Lying in the dark, desolate industrial parks of outer D.C. right by the Rhode Island Metro stop, resides some of the capital’s most burnt out streets and warehouses. Throughout the day, these dead end cul-de-sacs and back alleys make up a desert of cracked roads and crumbling buildings.
But once night falls, these burnt out sections of D.C. become as colorful and noisy as the Las Vegas strip itself. Colors and costumes like you would see in the Nevada desert city become all the more present as D.C.’s rave scene takes the night away.
As the line progressed into Northeast’s Echostage, security became a key element after the death of a UVA student earlier this September. Many suspected their deaths were the result of the common rave drug MDMA.
Doors opened at 8:30 p.m., the club floor was empty at first. Performers included big names such as Datsik, Doctor P, GZA, Dodge & Fuski and a few local artists as well. It was around 11 p.m. when the party of only a few hundred turned into a rave of several thousand.

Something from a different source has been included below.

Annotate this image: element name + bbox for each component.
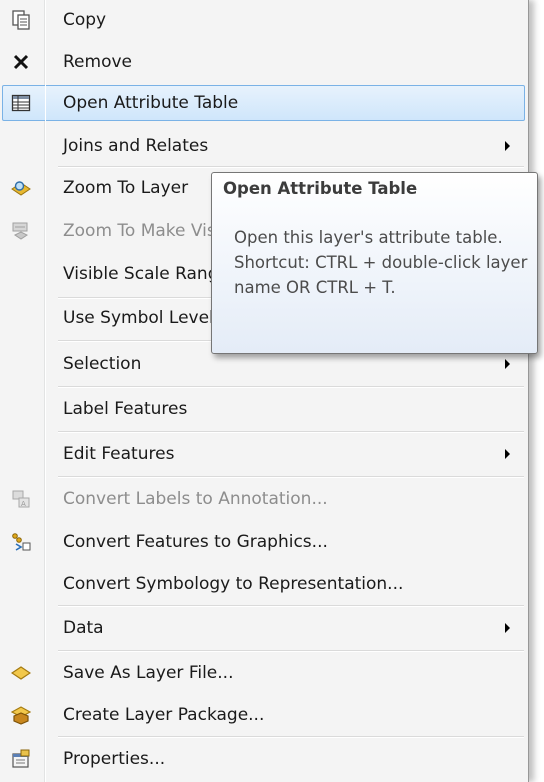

Comical horse head masks, V for Vendetta Guy Fawkes face plates, multi-colored beaded mouth masks and a whole tacky wardrobe of hats and scarves took to the dance floor as it seemed Macklemore’s thrift shop generation came to life.
The music featured Trap, Dubstep and other electronic genres. Clashing with the jumbotron behind the DJ, flashes of bright and dark seizure-inducing luminosities lit up the crowd. Bright laser lights shot out into the crowd as all conversations came to silence.
Colorful glow sticks and LED tip lit gloves wildly caressed through the crowd as the music played. Among all of the bright lights the rave gloves seemed to be capturing the most attention as they mesmerized and distracted fellow dancers to appreciate the movement of exotic colors.
Throughout the night, ravers exchanged Kandi, a colorful beaded wristband that symbolizes gratitude and respect to another. The exchange of Kandi is done through a Peace, Love, Unity and Respect handshake, or PLUR, each word representing a certain hand gesture.
Throughout the night there were no signs of anger, sadness or jealousy that most would find in a regular party setting or social gathering. Other than the bass, excitement and pleasure filled the room.
It was almost like a 21st century speakeasy, hidden and ignored by the inner circle of high society, a place where one could become intoxicated by the atmosphere and other such commodities, where the weird and strange were celebrated not ignored.
Acceptance without judgment is a rare thing to find today, but it is definitely present in D.C.’s rave scene.